Finally someone in the media criticizes the NCAA about the University of Southern California Trojans punishment over the Reggie Bush violations, while doing nothing about the University of Florida Gators who have had 27 different players arrested in the short time that Urban Meyer has been the head coach.
Bryant Gumbel’s closing statement on Tuesday night’s episode of Real Sports with Bryant Gumbel on HBO made an excellent point that is ignored by most media as follows:
“Finally tonight, a few words about crime and punishment. I’m no legal expert, not by a long shot, but I do believe that driving drunk, robbing a convenience store, and hitting your girlfriend are all worse offenses than dealing with an agent. Most people would agree with that I think, except, it seems, the folks in charge of college football.

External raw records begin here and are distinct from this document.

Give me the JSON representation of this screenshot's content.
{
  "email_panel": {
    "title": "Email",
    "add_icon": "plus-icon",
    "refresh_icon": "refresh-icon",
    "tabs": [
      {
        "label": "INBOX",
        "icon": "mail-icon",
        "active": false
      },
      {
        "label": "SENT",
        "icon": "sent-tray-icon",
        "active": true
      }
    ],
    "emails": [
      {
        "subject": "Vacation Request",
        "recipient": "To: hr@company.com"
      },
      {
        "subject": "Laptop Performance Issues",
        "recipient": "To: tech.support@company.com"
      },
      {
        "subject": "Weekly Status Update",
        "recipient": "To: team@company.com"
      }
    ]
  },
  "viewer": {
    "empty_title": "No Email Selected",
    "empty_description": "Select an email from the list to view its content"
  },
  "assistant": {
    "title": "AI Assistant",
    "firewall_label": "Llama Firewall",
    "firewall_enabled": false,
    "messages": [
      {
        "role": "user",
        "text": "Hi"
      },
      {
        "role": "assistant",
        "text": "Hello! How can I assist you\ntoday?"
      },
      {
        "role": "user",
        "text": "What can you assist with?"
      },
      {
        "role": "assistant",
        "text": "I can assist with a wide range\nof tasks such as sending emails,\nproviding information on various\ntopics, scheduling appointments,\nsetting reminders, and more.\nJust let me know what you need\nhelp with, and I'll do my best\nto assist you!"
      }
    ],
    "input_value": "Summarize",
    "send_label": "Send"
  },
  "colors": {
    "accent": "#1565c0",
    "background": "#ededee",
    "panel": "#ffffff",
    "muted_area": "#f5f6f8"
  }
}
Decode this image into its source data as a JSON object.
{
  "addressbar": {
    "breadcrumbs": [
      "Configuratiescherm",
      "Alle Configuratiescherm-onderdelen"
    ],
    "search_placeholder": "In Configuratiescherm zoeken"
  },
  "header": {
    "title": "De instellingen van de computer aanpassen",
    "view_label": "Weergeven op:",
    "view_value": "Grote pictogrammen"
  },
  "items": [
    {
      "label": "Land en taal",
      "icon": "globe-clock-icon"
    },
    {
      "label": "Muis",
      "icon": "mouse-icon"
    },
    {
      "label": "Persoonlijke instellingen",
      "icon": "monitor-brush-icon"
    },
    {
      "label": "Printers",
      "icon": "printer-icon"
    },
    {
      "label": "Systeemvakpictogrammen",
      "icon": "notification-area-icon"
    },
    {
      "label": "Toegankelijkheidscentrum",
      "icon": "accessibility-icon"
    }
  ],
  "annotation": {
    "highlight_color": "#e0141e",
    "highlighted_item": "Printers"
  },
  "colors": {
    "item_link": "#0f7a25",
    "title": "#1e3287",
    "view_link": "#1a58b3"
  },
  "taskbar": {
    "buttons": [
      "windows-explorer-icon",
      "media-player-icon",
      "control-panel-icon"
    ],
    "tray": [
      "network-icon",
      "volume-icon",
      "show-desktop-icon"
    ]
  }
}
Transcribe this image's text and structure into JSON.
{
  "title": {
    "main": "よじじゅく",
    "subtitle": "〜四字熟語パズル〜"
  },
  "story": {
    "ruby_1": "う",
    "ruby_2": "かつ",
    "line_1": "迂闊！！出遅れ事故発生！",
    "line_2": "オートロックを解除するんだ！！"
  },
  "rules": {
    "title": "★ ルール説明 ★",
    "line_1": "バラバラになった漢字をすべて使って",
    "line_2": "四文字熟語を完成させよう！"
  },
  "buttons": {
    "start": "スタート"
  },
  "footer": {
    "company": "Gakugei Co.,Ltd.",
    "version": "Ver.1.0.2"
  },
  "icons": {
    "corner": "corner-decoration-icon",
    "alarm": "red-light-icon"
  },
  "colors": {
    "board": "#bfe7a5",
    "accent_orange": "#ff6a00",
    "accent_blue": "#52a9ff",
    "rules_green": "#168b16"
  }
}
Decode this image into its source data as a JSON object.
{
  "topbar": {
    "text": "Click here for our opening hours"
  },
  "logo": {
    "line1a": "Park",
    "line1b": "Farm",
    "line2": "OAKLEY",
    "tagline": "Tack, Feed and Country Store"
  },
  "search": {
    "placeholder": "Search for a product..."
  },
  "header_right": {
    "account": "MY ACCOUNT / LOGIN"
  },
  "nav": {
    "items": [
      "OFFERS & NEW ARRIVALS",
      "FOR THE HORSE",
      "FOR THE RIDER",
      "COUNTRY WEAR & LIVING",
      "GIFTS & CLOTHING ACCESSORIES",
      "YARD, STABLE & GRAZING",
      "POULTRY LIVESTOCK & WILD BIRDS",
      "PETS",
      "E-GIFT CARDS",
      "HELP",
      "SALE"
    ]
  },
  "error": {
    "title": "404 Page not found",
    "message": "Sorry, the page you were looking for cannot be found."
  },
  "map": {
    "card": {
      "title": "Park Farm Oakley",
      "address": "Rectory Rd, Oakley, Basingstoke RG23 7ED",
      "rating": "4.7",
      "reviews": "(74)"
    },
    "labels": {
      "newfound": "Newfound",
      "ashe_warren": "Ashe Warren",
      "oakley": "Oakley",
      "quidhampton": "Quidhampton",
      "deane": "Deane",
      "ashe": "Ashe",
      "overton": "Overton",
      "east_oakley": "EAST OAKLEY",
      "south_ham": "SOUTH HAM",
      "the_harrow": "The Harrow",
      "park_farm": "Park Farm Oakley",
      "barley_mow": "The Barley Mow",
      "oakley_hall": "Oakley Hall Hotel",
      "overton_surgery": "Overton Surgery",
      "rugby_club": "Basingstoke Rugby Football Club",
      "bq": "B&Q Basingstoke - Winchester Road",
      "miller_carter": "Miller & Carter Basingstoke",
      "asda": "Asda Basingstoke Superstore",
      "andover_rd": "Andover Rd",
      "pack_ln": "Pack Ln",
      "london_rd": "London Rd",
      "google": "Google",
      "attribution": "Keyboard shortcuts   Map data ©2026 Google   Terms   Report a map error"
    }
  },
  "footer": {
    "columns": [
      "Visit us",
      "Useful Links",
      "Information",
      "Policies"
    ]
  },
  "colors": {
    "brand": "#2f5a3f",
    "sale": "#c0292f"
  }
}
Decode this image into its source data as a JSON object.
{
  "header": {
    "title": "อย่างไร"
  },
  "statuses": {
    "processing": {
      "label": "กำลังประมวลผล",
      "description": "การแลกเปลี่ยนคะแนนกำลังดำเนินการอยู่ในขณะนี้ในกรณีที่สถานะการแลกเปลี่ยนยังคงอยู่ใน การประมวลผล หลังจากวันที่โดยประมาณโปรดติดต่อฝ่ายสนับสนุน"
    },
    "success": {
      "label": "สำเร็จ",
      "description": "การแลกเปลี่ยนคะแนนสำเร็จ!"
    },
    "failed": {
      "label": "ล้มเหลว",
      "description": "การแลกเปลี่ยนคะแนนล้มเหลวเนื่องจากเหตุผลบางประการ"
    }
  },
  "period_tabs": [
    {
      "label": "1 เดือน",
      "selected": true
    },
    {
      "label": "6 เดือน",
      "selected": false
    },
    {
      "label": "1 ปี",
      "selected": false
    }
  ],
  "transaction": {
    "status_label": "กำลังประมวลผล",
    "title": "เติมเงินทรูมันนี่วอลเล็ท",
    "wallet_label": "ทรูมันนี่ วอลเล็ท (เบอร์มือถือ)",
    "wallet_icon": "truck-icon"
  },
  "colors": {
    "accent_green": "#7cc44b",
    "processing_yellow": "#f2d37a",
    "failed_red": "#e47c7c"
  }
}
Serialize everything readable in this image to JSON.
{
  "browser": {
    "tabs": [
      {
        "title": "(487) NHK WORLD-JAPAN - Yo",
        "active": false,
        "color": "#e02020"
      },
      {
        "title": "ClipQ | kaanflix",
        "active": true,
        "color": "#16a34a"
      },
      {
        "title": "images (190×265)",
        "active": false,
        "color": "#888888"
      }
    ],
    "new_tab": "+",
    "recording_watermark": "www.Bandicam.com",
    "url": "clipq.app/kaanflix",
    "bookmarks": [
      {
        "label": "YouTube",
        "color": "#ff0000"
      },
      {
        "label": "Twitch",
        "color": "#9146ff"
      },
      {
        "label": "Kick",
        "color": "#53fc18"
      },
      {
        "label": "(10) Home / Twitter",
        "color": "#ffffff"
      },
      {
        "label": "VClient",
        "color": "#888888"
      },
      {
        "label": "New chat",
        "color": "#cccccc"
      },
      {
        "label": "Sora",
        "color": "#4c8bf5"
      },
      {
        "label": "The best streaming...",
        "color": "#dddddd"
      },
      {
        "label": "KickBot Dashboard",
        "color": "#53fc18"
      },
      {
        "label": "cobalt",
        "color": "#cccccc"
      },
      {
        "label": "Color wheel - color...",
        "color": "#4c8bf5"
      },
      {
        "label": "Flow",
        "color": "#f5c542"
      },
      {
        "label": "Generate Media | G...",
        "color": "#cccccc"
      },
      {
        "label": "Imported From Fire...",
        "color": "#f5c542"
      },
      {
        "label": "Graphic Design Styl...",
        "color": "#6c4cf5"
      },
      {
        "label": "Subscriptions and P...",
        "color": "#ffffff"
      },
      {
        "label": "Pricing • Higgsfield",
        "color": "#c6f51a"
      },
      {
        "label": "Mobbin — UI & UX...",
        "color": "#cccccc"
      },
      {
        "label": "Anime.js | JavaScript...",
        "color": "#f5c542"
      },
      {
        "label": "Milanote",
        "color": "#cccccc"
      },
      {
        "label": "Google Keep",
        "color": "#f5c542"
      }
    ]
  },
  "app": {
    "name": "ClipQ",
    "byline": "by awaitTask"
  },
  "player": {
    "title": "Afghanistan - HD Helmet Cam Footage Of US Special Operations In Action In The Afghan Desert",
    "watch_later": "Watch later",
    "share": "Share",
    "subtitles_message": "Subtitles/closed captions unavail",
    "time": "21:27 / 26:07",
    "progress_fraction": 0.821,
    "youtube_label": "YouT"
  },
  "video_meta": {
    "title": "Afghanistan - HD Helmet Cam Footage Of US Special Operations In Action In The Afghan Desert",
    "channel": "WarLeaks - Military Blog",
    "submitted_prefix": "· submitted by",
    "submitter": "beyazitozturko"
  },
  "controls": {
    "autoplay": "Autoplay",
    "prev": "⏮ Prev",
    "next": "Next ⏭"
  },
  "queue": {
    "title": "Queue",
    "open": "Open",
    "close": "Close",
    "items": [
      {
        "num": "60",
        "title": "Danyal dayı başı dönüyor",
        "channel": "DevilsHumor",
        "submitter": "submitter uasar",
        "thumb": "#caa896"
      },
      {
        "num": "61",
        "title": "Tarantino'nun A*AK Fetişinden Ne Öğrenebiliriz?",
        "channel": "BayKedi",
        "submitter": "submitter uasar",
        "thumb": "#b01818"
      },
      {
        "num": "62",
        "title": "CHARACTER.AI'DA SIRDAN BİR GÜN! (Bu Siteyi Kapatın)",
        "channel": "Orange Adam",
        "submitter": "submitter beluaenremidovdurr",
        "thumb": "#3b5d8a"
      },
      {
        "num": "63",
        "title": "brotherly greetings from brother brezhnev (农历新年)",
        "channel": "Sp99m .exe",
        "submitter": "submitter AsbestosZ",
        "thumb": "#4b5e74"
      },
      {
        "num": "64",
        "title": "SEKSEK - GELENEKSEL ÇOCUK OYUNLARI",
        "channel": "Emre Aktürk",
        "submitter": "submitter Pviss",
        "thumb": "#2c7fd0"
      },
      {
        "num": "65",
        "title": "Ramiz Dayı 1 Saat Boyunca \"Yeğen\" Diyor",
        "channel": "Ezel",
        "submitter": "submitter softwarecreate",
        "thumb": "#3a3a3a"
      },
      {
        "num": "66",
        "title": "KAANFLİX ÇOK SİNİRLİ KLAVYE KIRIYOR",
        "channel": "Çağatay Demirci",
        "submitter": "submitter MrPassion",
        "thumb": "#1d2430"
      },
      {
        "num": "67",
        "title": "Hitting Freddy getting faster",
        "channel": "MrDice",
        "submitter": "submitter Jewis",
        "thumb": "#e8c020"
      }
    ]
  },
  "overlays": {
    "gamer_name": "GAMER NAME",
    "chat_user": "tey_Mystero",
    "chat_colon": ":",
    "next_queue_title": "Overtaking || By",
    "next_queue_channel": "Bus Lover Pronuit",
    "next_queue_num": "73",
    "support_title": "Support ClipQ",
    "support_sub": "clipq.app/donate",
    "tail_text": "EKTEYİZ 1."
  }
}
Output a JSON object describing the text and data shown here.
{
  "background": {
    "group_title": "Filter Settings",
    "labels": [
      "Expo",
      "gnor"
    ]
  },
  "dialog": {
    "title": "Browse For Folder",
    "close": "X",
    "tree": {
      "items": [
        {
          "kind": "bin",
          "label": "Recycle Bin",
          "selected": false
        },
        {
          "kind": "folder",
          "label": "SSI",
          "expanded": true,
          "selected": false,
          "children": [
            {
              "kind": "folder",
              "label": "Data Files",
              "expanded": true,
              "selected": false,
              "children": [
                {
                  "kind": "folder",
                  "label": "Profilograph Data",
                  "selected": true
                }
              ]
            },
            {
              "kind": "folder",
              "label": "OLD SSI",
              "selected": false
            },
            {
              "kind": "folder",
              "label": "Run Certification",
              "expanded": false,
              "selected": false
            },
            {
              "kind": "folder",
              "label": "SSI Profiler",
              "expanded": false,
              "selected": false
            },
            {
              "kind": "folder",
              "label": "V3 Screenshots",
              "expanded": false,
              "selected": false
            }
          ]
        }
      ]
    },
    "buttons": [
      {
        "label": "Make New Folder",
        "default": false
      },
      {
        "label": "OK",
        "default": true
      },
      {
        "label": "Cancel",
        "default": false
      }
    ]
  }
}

"How else to explain the fact that the USC Trojans are currently on NCAA probation while the Florida Gators are not, even though Florida’s program has seen 27 different players arrested during the short tenure of Coach Urban Meyer. That’s right, by NCAA standards, 27 arrests merit not so much as an official reprimand. But dealing with a prospective agent prematurely, as former Trojan Reggie Bush did, gets your program punished for four years.
"It’s not just about USC. NCAA investigations are ongoing at the Universities of Georgia, Alabama and North Carolina for the same kind of premature conversation with agents that Bush had. And it’s not just about Florida. Players at Pittsburgh, Missouri, Tennessee, Oklahoma State, Southern Mississippi, UCLA and elsewhere have also been arrested this year. But all of those programs are, by NCAA standards, in full compliance.
"Look, no one’s naïve enough to think football’s ever going to be played by a bunch of choirboys. It’s not. But you’d think that NCAA officials could, at the very least, give coaches and athletic directors a reason to be as diligent about illegality as they are about eligibility—and right now they don’t. Until and unless they do, the NCAA’s idea of institutional control is anything but.”
The NCAA only holds colleges accountable for violations of NCAA rules, but there is no rule about criminal activity by student athletes. It is up to the head coaches to deal with these issues, and it does not matter to the NCAA if they do nothing about them.
But, break one NCAA rule and if the NCAA finds out about it, then watch out.
Of course, the NCAA usually does not find out especially for long standing problems like sports agents paying the top student athletes because athletes and agents are very good at keeping it a secret.
Making matters worse is the failure of the NCAA to work with the NFL to control sports agents and marketers, while holding colleges and athletes fully responsible.
Don’t expect the NCAA to conduct a proper investigation, or issue findings and sanctions that are consistent with past precedent. They have a long track recording of inconsistency with unfair findings and sanctions.
But, do expect the NCAA to deny appeals even when they break their own rules because how dare anyone question their decisions.
One has to wonder about the priorities of the NCAA, and their treatment of student athletes.
There is something very bad going on at the University of Florida football program, and the NCAA does not care.
Maybe the previous article about the “Eight Solutions to Fix the NCAA and Improve College Football” needs to add a ninth solution addressing criminal activity by student athletes.
What do you think? Should the NCAA continue to ignore many cases of athlete criminal activity at a college?